The 90-Second Newbery Film Festival
The 90-Second Newbery Film Festival is an annual event in which kid filmmakers create short movies that tell the entire stories of Newbery-winning books in about 90 seconds. (The Newbery Medal is the highest honor in children's literature.) The movies these kids make often have a bonkers creative twist -- think "Charlotte's Web" in the style of a horror movie, or "Holes" reimagined as a musical set in outer space!
For the past 7 years, we've shown the best kid-made movies in packed-house special screenings in libraries across the country. In 2019 we have screenings scheduled in New York, Brooklyn, Chicago, Boston, San Francisco, Minneapolis, Oakland, Salt Lake City, Tacoma, and other cities. These FREE events are co-hosted by me (founder James Kennedy) and other award-winning kids' authors.
We receive over 500 movies per year. All of these kid-made movies, regardless of quality, gets a positive and encouraging review on the 90-Second Newbery website. Librarians, teachers, and young filmmakers have appreciated the personal attention each movie receives. Additionally, the lineup of the movies at each screening changes from city to city to highlight local entries. Kids who make a movie who happen to live in a city with a screening have an excellent chance of seeing their movie featured on the big screen, to be enjoyed by hundreds! These participants bring their friends and family to the screenings, which gives us consistently packed-house audiences.

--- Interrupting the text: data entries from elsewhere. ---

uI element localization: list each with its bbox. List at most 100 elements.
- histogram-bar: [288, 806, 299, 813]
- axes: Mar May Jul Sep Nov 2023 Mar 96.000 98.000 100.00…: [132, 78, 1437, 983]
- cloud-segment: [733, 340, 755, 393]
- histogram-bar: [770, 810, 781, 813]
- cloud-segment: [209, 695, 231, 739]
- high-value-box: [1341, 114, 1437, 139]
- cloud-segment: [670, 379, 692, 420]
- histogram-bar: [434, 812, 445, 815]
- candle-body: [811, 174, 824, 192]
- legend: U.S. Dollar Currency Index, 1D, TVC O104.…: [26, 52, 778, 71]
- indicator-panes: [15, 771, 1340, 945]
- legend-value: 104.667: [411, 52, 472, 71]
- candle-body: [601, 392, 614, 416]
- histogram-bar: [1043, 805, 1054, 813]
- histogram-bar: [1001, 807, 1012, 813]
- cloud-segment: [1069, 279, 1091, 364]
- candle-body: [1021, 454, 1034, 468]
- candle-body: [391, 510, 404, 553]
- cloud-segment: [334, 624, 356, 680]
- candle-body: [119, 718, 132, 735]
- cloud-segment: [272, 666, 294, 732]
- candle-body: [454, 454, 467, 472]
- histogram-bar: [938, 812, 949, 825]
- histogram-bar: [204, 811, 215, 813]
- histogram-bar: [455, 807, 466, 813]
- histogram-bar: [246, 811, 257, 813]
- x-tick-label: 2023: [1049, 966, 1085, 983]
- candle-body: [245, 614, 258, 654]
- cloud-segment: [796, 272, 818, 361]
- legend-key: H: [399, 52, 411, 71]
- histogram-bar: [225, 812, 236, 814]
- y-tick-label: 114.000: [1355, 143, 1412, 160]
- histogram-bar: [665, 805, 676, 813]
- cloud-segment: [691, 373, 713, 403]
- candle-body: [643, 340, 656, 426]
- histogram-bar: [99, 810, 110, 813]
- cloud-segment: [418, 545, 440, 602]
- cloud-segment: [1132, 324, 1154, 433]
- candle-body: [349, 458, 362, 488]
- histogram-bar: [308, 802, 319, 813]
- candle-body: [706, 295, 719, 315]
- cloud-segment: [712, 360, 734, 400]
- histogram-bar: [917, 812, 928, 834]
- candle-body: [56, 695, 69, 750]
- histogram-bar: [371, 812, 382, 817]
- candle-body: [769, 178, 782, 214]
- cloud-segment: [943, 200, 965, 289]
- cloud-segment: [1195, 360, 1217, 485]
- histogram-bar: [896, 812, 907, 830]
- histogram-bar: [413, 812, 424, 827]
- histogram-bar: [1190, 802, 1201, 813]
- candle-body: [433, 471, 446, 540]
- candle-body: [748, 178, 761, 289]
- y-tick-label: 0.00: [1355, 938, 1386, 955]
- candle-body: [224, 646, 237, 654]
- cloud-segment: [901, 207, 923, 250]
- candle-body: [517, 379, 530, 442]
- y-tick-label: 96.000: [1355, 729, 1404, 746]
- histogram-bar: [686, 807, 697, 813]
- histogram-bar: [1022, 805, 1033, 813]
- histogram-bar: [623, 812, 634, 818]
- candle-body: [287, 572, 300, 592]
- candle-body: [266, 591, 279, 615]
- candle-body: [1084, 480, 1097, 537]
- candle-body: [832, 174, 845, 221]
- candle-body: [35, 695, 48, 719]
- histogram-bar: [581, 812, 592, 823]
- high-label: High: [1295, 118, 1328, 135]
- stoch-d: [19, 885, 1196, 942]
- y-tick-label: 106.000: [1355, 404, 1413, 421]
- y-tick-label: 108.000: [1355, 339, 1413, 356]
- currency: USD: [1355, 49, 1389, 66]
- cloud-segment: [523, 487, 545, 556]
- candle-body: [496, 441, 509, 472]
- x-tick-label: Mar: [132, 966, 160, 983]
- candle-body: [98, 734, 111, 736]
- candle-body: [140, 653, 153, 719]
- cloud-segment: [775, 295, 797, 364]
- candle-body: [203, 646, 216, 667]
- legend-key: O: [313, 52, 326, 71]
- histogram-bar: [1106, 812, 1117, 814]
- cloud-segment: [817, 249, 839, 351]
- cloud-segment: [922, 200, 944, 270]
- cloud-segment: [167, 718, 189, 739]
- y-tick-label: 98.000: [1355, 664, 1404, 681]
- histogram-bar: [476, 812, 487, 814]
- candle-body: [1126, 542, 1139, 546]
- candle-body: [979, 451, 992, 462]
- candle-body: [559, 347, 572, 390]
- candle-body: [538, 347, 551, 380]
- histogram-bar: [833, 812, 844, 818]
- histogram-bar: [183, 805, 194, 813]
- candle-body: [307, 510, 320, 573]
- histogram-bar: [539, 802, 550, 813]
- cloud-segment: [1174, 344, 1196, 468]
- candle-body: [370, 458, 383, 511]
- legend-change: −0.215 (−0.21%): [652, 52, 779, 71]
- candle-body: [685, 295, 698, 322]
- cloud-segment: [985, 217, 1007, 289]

In many schools and libraries, the making and the celebrating of their 90-Second Newbery movies has become a traditional annual event that folks look forward to all year.
The project has 3 major prongs: (1) the book-to-movie filmmaking workshops I teach in libraries and schools in the fall, (2) the 14-city tour of screenings in the spring, and (3) the affirming personalized reviews of each and every movie on the 90-Second Newbery website.